Selama tahun 2024, berdasarkan data setelmen hingga 31 Desember 2024, non-resident tercatat beli neto sebesar Rp 15,74 triliun di pasar saham, Rp 34,59 triliun di pasar SBN dan Rp 161,99 triliun di SRBI.
Baca Juga
"Sedangkan sepanjang tahun 2025, berdasarkan data setelmen hingga 2 Januari 2025, non-resident tercatat beli neto sebesar Rp 0,56 triliun di pasar saham, jual neto Rp 0,20 triliun di pasar SBN, dan jual neto Rp 0,28 triliun di SRBI. Bank Indonesia terus memperkuat koordinasi dengan pemerintah dan otoritas terkait serta mengoptimalkan strategi bauran kebijakan untuk mendukung ketahanan eksternal ekonomi Indonesia," imbuhnya.
Apindo Sambut Baik Keputusan PPN
Sementara itu, Ketua Umum Asosiasi Pengusaha Indonesia (Apindo) Shinta W Kamdani menyambut baik keputusan pemerintah untuk membatasi penerapan pajak penambahan nilai 12% yang diberlakukan hanya pada barang dan jasa mewah. Menurut dia, kebijakan ini menunjukkan sensitivitas pemerintah terhadap kondisi perekonomian nasional.
"Apalagi, barang dan jasa lainnya tetap dikenakan tarif PPN 11%, dan yang bebas PPN tetap bebas PPN. Kebijakan ini menunjukkan sensitivitas pemerintah terhadap kondisi perekonomian nasional, terutama di tengah daya beli masyarakat yang masih dalam tahap pemulihan serta kondisi dunia usaha yang memang sedang penuh tantangan," ucap Shinta dalam keterangan tertulis di Jakarta, Jumat (3/1/2025).

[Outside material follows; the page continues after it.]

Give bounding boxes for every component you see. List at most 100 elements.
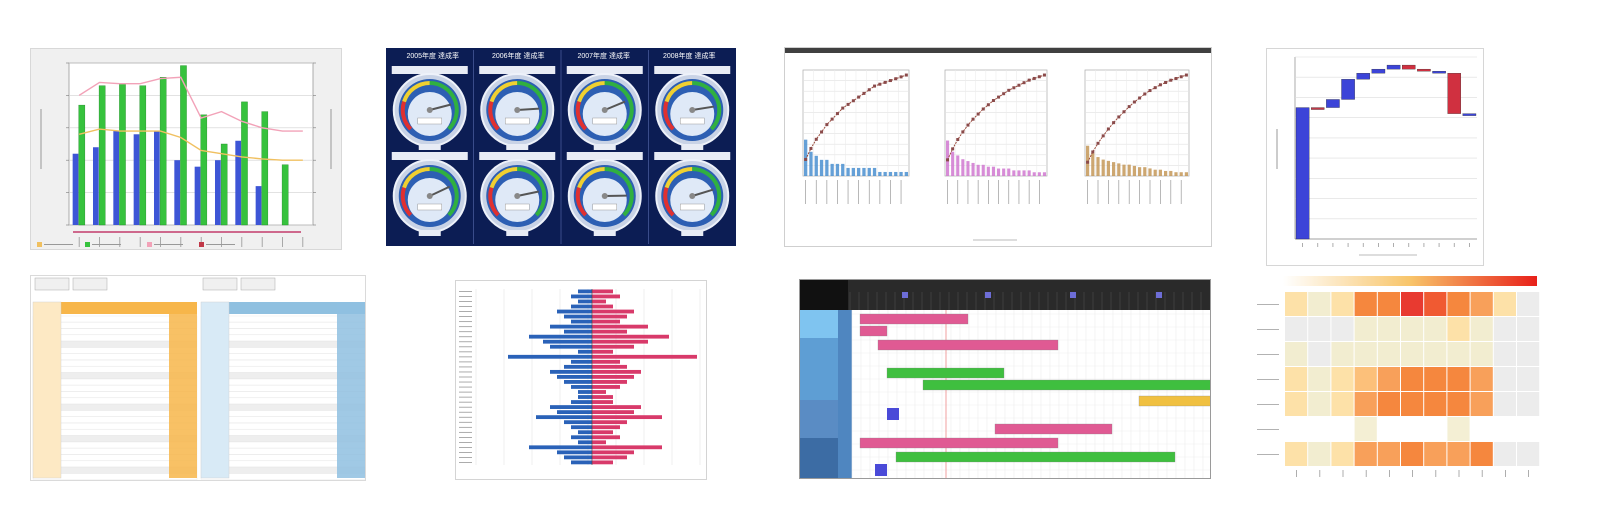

Shinta mengatakan, dengan mempertahankan tarif 11% untuk mayoritas barang dan jasa, diharapkan konsumsi masyarakat tetap terjaga dan tidak mengalami tekanan lebih lanjut. Selain itu, lanjut dia, keputusan ini juga memberikan ruang bagi dunia usaha untuk terus mendorong aktivitas ekonomi.
"Dari perspektif bisnis, langkah ini memberikan kejelasan yang dibutuhkan pelaku usaha untuk merancang strategi mereka di tahun 2025. Ini terutama terkait proyeksi biaya operasional dan daya beli konsumen," ungkapnya.
Namun, Apindo tetap mengingatkan pemerintah agar dalam pelaksanaan kebijakan tersebut harus diiringi dengan sosialisasi yang jelas dan terperinci. Hal ini penting untuk memastikan kebijakan tersebut tidak menimbulkan kebingungan di kalangan pelaku usaha maupun konsumen.
"Kami berharap dengan kebijakan yang tepat dan implementasi yang baik, kebijakan ini dapat menjaga konsumsi masyarakat tetap stabil, terutama dari segmen menengah ke bawah. Dalam jangka panjang, hal ini juga berpotensi mendorong prospek bisnis yang lebih positif dan memperkuat kontribusi dunia usaha terhadap pertumbuhan ekonomi nasional," imbuh Shinta.